Can an Executor in GA lock the house and prohibit a beneficiary from entering?

Brother-in-law is living in a barn on the property for the last 20 years with his
parents who lived in the house. Both have now died. He is a drunk and has no job,
pays no rent. He has damaged almost everything around, vehicles, gates, etc. But
he won’t leave Now I get a letter from his lawyer asking me to allow him in the
house. Meanwhile we are working to fix up the house and ready it for sale. It has
been 7 months and he refuses to move. No one will want to buy it with a drunk in
the barn. What can we do? He is harassing us and leaving messages.

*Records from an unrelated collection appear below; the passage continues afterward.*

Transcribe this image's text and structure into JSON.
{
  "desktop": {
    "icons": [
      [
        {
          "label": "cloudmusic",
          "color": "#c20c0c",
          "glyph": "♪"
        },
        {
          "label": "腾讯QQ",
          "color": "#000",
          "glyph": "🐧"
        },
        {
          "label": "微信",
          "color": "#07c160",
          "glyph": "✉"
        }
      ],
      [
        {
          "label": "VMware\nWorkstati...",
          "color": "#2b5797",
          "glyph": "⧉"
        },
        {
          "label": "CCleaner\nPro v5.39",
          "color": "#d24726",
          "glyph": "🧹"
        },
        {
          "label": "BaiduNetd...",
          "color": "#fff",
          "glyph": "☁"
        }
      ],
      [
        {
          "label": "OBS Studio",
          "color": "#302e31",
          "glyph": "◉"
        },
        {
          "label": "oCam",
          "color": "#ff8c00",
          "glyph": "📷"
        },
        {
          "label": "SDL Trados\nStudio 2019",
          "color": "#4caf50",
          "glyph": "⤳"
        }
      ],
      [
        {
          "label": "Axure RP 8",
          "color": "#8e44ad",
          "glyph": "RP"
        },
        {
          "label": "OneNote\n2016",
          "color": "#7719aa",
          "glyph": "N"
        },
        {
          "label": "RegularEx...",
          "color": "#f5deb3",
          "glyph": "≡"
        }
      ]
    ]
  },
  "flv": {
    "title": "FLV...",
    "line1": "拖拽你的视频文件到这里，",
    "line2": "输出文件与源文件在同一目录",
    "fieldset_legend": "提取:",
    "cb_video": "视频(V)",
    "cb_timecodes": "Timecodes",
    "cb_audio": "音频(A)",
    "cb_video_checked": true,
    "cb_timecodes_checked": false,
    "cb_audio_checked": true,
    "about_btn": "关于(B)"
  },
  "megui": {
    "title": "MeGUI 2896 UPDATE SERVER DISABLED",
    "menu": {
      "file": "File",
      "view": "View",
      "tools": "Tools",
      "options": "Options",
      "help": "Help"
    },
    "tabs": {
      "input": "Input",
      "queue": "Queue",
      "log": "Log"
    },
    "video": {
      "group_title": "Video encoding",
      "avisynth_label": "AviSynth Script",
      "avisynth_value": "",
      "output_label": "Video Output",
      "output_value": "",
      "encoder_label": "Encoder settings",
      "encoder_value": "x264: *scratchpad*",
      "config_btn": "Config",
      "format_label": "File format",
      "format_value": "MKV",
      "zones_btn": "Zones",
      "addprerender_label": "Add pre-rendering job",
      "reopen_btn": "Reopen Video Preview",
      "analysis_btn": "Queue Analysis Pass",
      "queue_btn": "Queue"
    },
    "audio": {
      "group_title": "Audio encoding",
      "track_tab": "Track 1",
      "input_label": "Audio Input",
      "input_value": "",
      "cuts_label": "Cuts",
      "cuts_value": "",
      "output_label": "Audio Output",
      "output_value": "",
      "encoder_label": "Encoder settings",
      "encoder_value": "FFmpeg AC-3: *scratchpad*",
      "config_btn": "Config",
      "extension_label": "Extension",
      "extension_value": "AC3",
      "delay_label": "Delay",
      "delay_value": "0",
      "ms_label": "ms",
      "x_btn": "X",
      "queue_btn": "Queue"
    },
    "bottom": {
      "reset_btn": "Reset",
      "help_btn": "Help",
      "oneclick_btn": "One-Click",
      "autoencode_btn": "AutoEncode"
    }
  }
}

Please help.

Asked on April 6, 2017 under Estate Planning, Georgia

Answers:

M.D., Member, California and New York Bar / FreeAdvice Contributing Attorney

Answered 3 years ago | Contributor

Normally, an executor can prohibit a beneficiary from living on estate property while probate is open, especially if "waste" is being committed by the beneficiary. The fact is that an executor has a fiduciary duty to protect assets of the estate from damage and loss. However, since this beneficiary is living on the premises and was initially doing so with the late owners' permission, then they have established rights as either a "tenant" or "guest". Accordingly, you cannot simply limit their access to the property. They must be given legal notice to vacate. Then, if they fail to remove themselves by the date given, as executor you can file for an "unlawful detainer" (i.e. eviction) or for an "action in ejectment" (the first is to remove a tenant; the latter is to remove a guest). At this point you should consult directly with a local attorney; they can best advise you further.